Before she hauled them up to her Park Slope apartment, she went through each box to make sure there were no dead rats or bugs in them. “I mean, this is New York,” she said, “and it’s garbage.”
What she found were thousands of slides from 1980s and ’90s fashion shows and events, labeled with names like Bob Mackie, Anne Klein and Oscar de la Renta. Thirty-six slides per container, about 30 containers per box. Twenty-two boxes. Upward of 20,000 slides.
Because she didn’t work in fashion, she didn’t recognize many of the faces in the shots. “But then I saw Ralph Lauren. I was like, I know this face.”
Naomi Campbell, Kate Moss and Cindy Crawford were all there, too.
Ms. Bertol placed the boxes in her art supply closet, and there they sat until she moved to Prospect Lefferts Gardens about five years ago, when she put them in a bigger closet.
At some point, as she rummaged through the boxes, she came across a receipt from a film developer made out to Yuriko Tomita, who turned out to be a fashion journalist. She searched online for the name and eventually tracked down the Tomita family, who said Ms. Tomita’s son, Kishimitsu Hada, had shot the slides. After a fire in Ms. Tomita’s apartment, the smoke-damaged boxes were put out on the street. The family didn’t want the slides back. Ms. Tomita died in 2017.

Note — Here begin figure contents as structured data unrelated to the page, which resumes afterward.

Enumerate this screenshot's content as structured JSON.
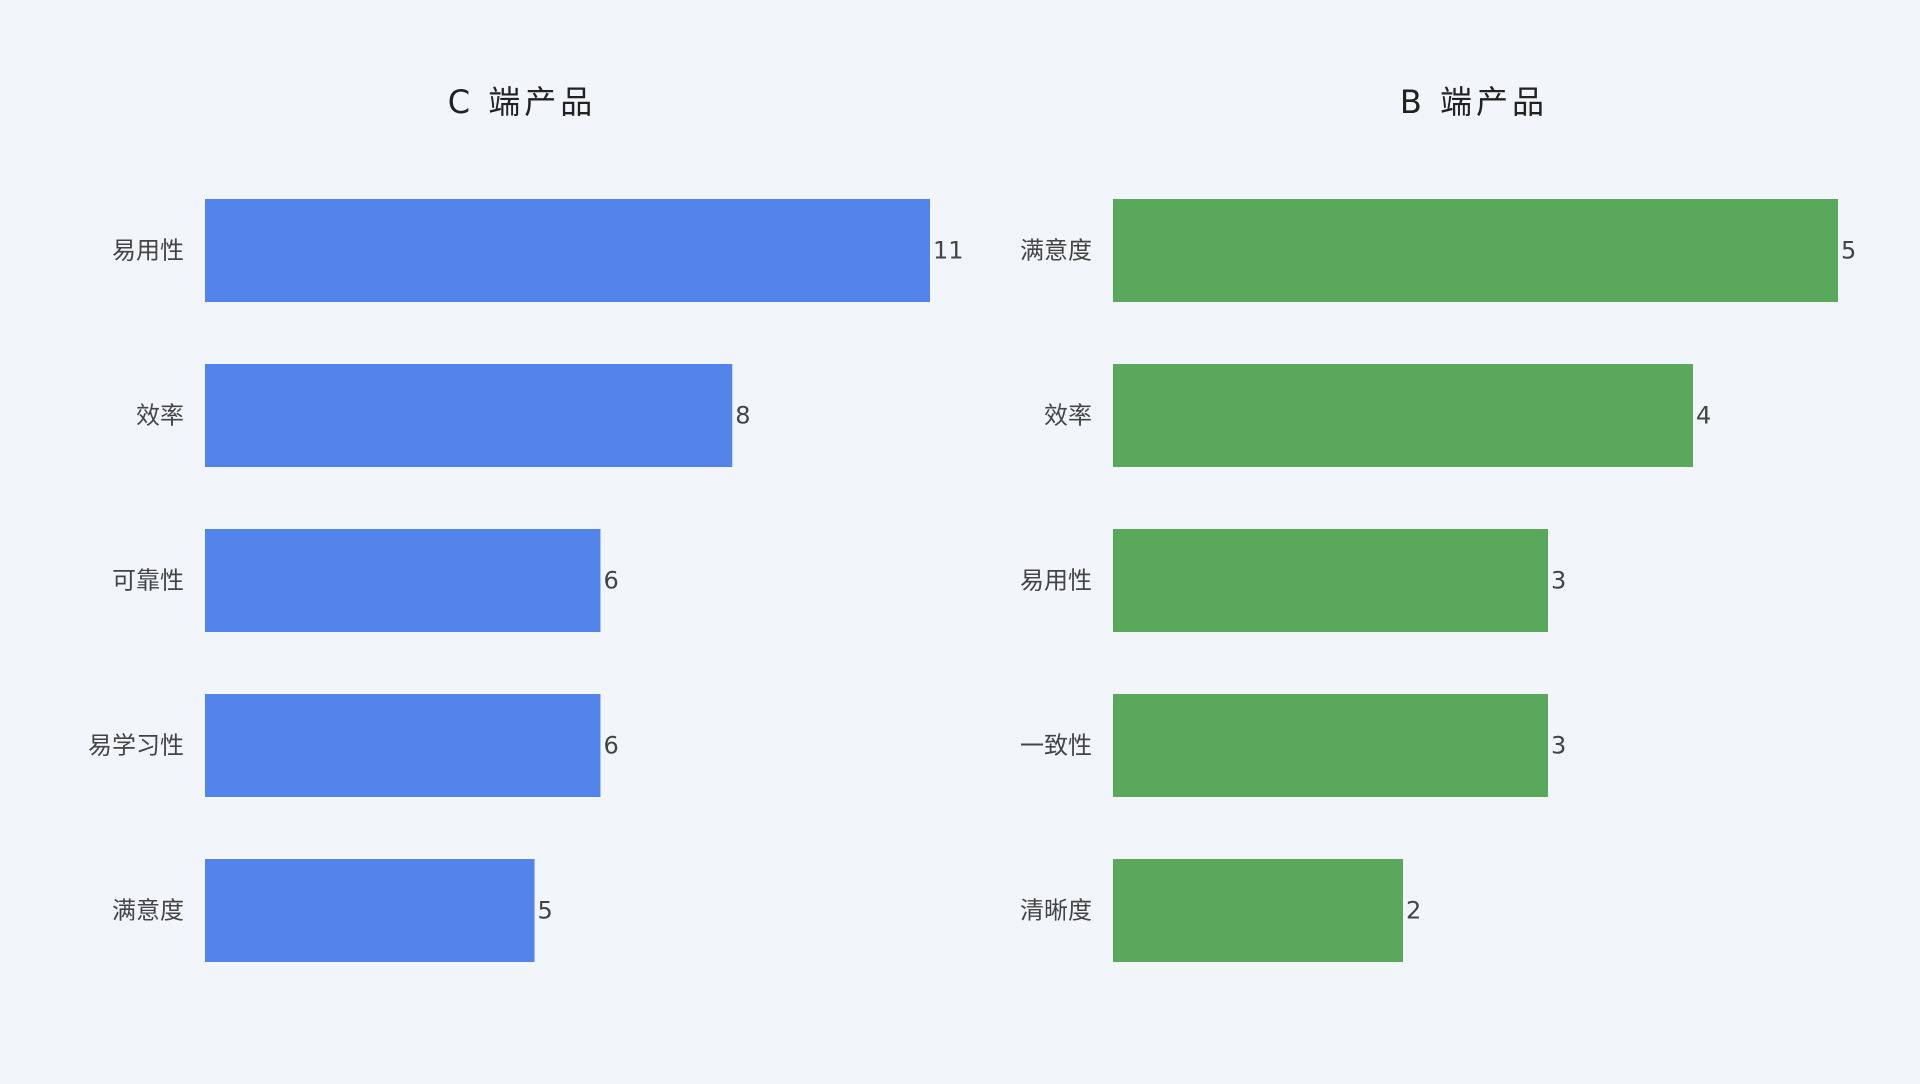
{
  "chart_data": [
    {
      "type": "bar",
      "orientation": "horizontal",
      "title": "C 端产品",
      "categories": [
        "易用性",
        "效率",
        "可靠性",
        "易学习性",
        "满意度"
      ],
      "values": [
        11,
        8,
        6,
        6,
        5
      ],
      "xlim": [
        0,
        11
      ],
      "color": "#5384ec",
      "grid": false,
      "data_labels": true
    },
    {
      "type": "bar",
      "orientation": "horizontal",
      "title": "B 端产品",
      "categories": [
        "满意度",
        "效率",
        "易用性",
        "一致性",
        "清晰度"
      ],
      "values": [
        5,
        4,
        3,
        3,
        2
      ],
      "xlim": [
        0,
        5
      ],
      "color": "#59a85c",
      "grid": false,
      "data_labels": true
    }
  ]
}
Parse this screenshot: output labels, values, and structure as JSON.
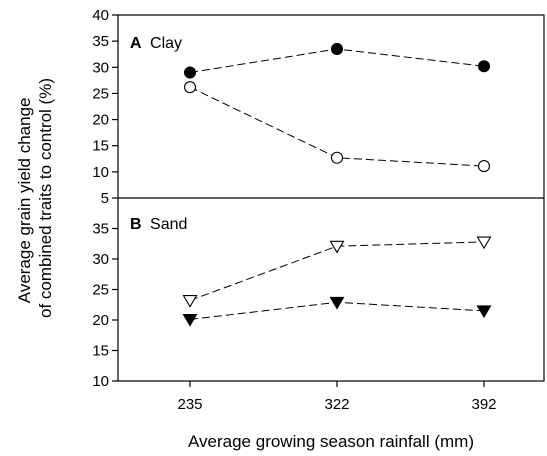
{
  "chart_data": {
    "type": "line",
    "xlabel": "Average growing season rainfall (mm)",
    "ylabel_line1": "Average grain yield change",
    "ylabel_line2": "of combined traits to control (%)",
    "x_categories": [
      235,
      322,
      392
    ],
    "panels": [
      {
        "letter": "A",
        "title": "Clay",
        "ylim": [
          5,
          40
        ],
        "yticks": [
          5,
          10,
          15,
          20,
          25,
          30,
          35,
          40
        ],
        "series": [
          {
            "marker": "filled-circle",
            "values": [
              29,
              33.5,
              30.2
            ]
          },
          {
            "marker": "open-circle",
            "values": [
              26.2,
              12.7,
              11.1
            ]
          }
        ]
      },
      {
        "letter": "B",
        "title": "Sand",
        "ylim": [
          10,
          40
        ],
        "yticks": [
          10,
          15,
          20,
          25,
          30,
          35
        ],
        "series": [
          {
            "marker": "open-triangle-down",
            "values": [
              23.2,
              32.1,
              32.8
            ]
          },
          {
            "marker": "filled-triangle-down",
            "values": [
              20.1,
              22.9,
              21.5
            ]
          }
        ]
      }
    ]
  }
}
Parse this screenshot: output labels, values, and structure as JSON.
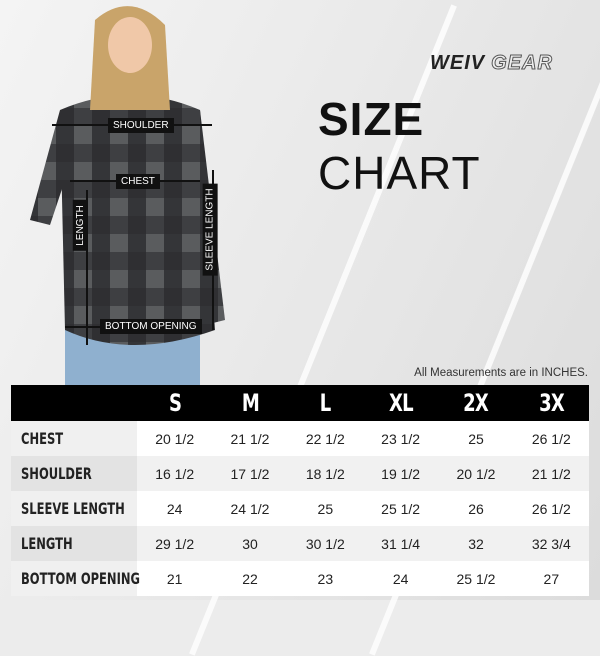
{
  "brand": {
    "part1": "WEIV",
    "part2": "GEAR"
  },
  "title": {
    "bold": "SIZE",
    "light": "CHART"
  },
  "note": "All Measurements are in INCHES.",
  "diagram_labels": {
    "shoulder": "SHOULDER",
    "chest": "CHEST",
    "length": "LENGTH",
    "sleeve": "SLEEVE LENGTH",
    "bottom": "BOTTOM OPENING"
  },
  "chart_data": {
    "type": "table",
    "columns": [
      "S",
      "M",
      "L",
      "XL",
      "2X",
      "3X"
    ],
    "rows": [
      {
        "label": "CHEST",
        "values": [
          "20 1/2",
          "21 1/2",
          "22 1/2",
          "23 1/2",
          "25",
          "26 1/2"
        ]
      },
      {
        "label": "SHOULDER",
        "values": [
          "16 1/2",
          "17 1/2",
          "18 1/2",
          "19 1/2",
          "20 1/2",
          "21 1/2"
        ]
      },
      {
        "label": "SLEEVE LENGTH",
        "values": [
          "24",
          "24 1/2",
          "25",
          "25 1/2",
          "26",
          "26 1/2"
        ]
      },
      {
        "label": "LENGTH",
        "values": [
          "29 1/2",
          "30",
          "30 1/2",
          "31 1/4",
          "32",
          "32 3/4"
        ]
      },
      {
        "label": "BOTTOM OPENING",
        "values": [
          "21",
          "22",
          "23",
          "24",
          "25 1/2",
          "27"
        ]
      }
    ]
  }
}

Ms. Bertol considered making a wall divider out of the slides, which shimmered like stained glass when held up to her windows. “But a voice in my head said, ‘Are you really going to destroy this collection?’”
Then last fall, Ms. Bertol had lunch with a friend, Tzili Charney, who owns 1441 Broadway near 41st Street, which had been one of the centers of the fashion industry with showrooms and offices for many of the major designers. Ms. Charney recently founded a gallery in the lobby of 1441 Broadway — also known as 10 Times Square — called ZAZ10TS.

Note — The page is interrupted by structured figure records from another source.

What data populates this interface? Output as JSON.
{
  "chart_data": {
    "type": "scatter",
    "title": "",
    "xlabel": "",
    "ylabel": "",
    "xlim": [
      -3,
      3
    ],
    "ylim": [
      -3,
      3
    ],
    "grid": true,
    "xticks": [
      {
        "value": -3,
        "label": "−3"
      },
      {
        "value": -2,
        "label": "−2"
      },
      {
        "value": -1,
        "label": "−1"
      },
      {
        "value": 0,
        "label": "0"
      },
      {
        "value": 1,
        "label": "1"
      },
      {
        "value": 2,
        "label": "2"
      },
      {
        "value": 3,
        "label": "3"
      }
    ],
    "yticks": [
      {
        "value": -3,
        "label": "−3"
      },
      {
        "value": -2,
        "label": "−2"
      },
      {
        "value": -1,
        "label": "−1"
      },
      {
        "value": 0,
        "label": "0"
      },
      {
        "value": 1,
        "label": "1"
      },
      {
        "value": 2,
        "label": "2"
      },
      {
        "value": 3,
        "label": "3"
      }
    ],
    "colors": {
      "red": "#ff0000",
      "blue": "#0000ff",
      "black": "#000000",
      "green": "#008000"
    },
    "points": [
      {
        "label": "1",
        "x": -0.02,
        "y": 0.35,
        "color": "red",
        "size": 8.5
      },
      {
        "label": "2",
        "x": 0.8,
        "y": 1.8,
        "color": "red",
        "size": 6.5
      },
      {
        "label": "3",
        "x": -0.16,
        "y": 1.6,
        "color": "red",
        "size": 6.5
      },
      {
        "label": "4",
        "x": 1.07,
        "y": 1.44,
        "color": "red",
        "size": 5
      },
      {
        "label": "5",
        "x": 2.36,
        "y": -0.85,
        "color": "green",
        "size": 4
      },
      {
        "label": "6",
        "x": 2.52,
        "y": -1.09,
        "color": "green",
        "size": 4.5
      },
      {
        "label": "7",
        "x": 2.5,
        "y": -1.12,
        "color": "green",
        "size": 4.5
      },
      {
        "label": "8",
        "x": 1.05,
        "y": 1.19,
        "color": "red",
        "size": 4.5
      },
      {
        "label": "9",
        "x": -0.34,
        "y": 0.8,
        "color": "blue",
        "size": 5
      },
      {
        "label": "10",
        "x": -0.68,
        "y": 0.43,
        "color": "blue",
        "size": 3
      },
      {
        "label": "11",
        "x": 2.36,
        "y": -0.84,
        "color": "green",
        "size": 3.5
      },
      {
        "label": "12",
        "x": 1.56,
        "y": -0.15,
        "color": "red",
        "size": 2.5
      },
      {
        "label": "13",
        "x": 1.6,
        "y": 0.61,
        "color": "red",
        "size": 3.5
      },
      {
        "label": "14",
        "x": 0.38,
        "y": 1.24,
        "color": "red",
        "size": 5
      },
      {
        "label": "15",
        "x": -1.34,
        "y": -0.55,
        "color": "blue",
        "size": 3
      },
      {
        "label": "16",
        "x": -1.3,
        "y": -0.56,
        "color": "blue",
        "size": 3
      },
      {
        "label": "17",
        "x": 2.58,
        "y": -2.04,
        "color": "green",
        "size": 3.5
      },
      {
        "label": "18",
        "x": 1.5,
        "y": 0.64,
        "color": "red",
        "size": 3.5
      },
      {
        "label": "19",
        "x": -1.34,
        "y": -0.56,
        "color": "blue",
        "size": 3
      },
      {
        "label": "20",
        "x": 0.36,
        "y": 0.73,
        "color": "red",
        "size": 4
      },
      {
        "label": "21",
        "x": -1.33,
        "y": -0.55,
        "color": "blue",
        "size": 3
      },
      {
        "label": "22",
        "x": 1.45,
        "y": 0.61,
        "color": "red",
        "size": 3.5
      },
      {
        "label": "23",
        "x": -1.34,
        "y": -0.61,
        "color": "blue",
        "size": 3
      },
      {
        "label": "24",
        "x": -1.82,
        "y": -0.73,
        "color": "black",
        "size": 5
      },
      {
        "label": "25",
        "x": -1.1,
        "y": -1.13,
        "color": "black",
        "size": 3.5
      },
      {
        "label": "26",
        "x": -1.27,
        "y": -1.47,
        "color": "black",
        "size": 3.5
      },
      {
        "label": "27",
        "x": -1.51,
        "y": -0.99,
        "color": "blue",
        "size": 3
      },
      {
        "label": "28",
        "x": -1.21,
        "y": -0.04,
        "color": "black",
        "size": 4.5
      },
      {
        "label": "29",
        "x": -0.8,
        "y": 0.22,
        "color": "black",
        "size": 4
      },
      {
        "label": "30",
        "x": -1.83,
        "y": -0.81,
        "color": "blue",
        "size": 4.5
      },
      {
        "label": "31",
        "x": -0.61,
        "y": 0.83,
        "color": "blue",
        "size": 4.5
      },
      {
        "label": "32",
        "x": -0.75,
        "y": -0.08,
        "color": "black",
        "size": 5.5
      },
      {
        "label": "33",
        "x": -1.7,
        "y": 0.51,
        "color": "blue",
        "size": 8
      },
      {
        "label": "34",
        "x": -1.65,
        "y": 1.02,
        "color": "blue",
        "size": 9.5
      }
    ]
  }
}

She lit up when she heard about Ms. Bertol’s slides. “I’ll tell you exactly what you’re going to do with them,” Ms. Charney recalled recently. She called Ya’ara Keydar, a fashion historian and curator.
“It was like discovering a treasure trove,” said Ms. Keydar, who was born in 1980. “I grew up during the time these slides were shot. These shows and models designed my views on fashion.”
The slides, she said, are like a time capsule of an era that redefined the fashion industry — “a time when photos were taking up physical space in our lives. They were in boxes on the street. That’s almost unimaginable to young people today.”
This was the era of supermodels and designers becoming celebrities, with women running multi-million-dollar brands. It was the age of the power suit. “Looking at these photos is like looking at the golden era in New York fashion,” she said.
As they examined the slides, they realized that some of the shots were even taken inside 1441 Broadway — Perry Ellis once occupied 20,000 square feet in the building, and Liz Claiborne had three entire floors.
The building’s elevators were once filled with fashion models. “You should have seen the lobby back in the day,” Ms. Charney said. “Guys just came in to watch the girls.”
For the next few months, Ms. Keydar narrowed down the thousands of slides to 30 images for the show, using the designers who occupied the building as her criteria. “10 Times Square: New York Fashion Rediscovered 1982-1997,” consisting of prints of designers like Ralph Lauren, Liz Claiborne, Isaac Mizrahi, Donna Karan and the top supermodels of the day — opened last Thursday at the start of fall fashion week and runs through January.
The designer Gemma Kahng, who once rented space at 1441, showed up at the exhibition to find a giant blowup of herself from the ’90s.
Ms. Kahng retired from the fashion industry two and a half years ago and moved upstate, where she has become a painter, capturing what she calls “fashion in nature” — the striking colors of birds and animals.
“I kind of buried that part of my life. It was a really, really long time ago,” Ms. Kahng said. “But when I was there the other night it suddenly didn’t seem so long ago.”